ProPublica used DocumentCloud to develop an excellent story they published Friday. I’d planned to write it up, but Krista Kjellman Schmidt, the news applications editor who worked on the story, put it much better than I ever could have. Here’s the opening of her post:

On Oct. 8, we published an investigation examining how a judicial opinion in a pivotal lawsuit brought by a Guantanamo detainee vanished, only to be replaced weeks later by an entirely different opinion. At the center of our reporting are two documents representing separate versions of that same opinion: the original opinion written by Judge Henry H. Kennedy, and a second opinion quietly put in the original’s place more than a month later.

Read the rest of the post to enjoy the tale of these two important documents.
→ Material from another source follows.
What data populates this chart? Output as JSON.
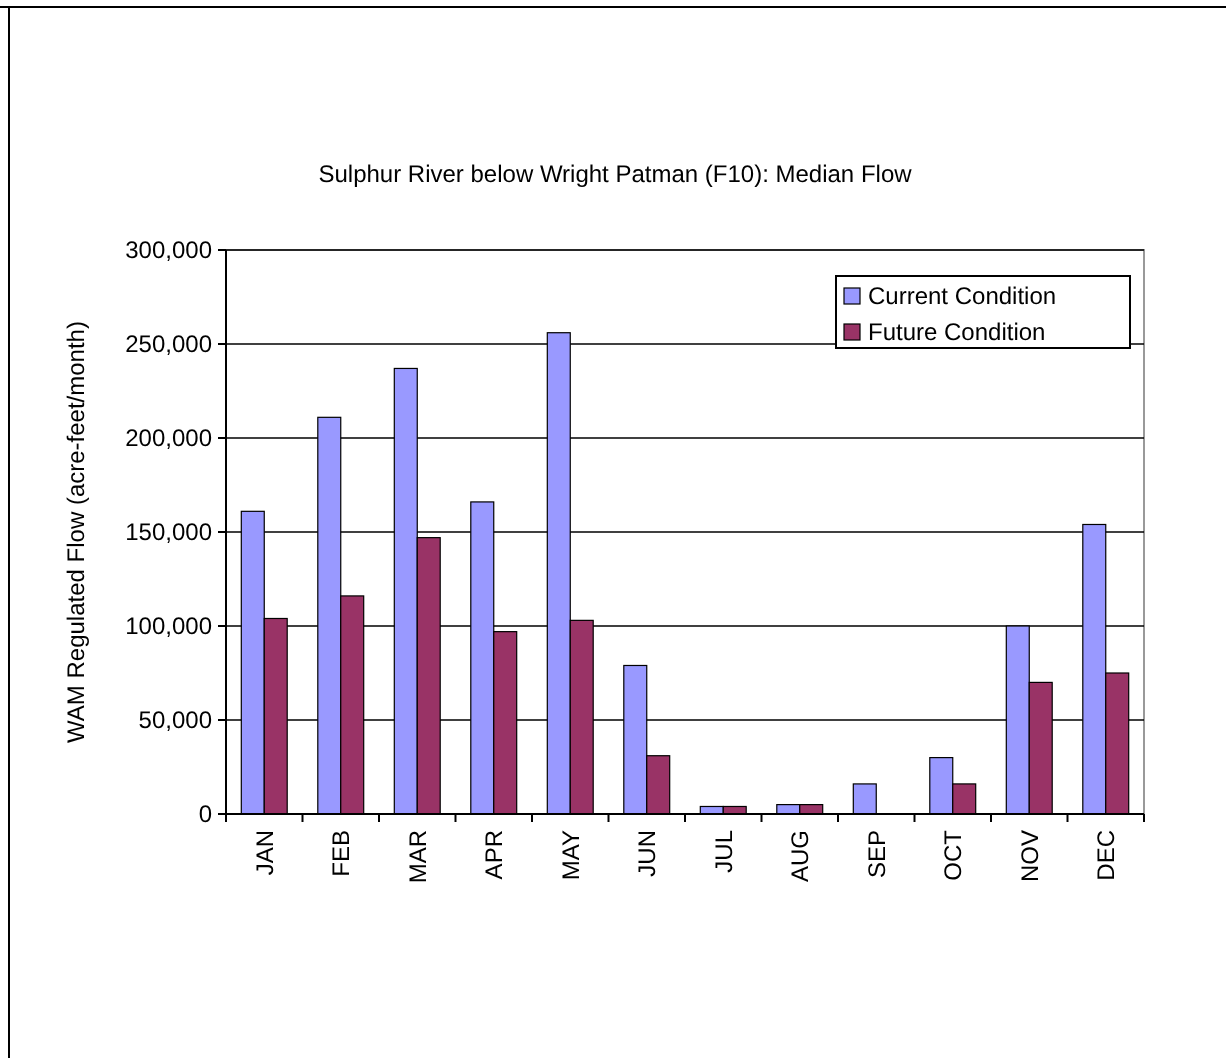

What Schmidt doesn’t mention, however, is that I just happened to have been camped out in ProPublica’s offices last week while she was putting the story together. House guests and a nearby demolition project conspired to drive me from my home office, so I had an unusual vantage point on their story.

At one point, while I was savoring an excellent apple cake (I should decamp to Exchange Place more often!), I overheard the news applications team comparing notes on how best to prepare thumbnail images for a chart that was to accompany the investigation, and I realized that we had failed to alert our users to some of the bells and whistles under the hood of DocumentCloud.

For instance, we’ve got those thumbnail images ready already. No need to break out firebug and manually resize graphics!

Which brings me to my real point: The only way we know what our users need from us is by watching them try to use DocumentCloud and listening to them describe the use cases at the outer edges of what we’d expected.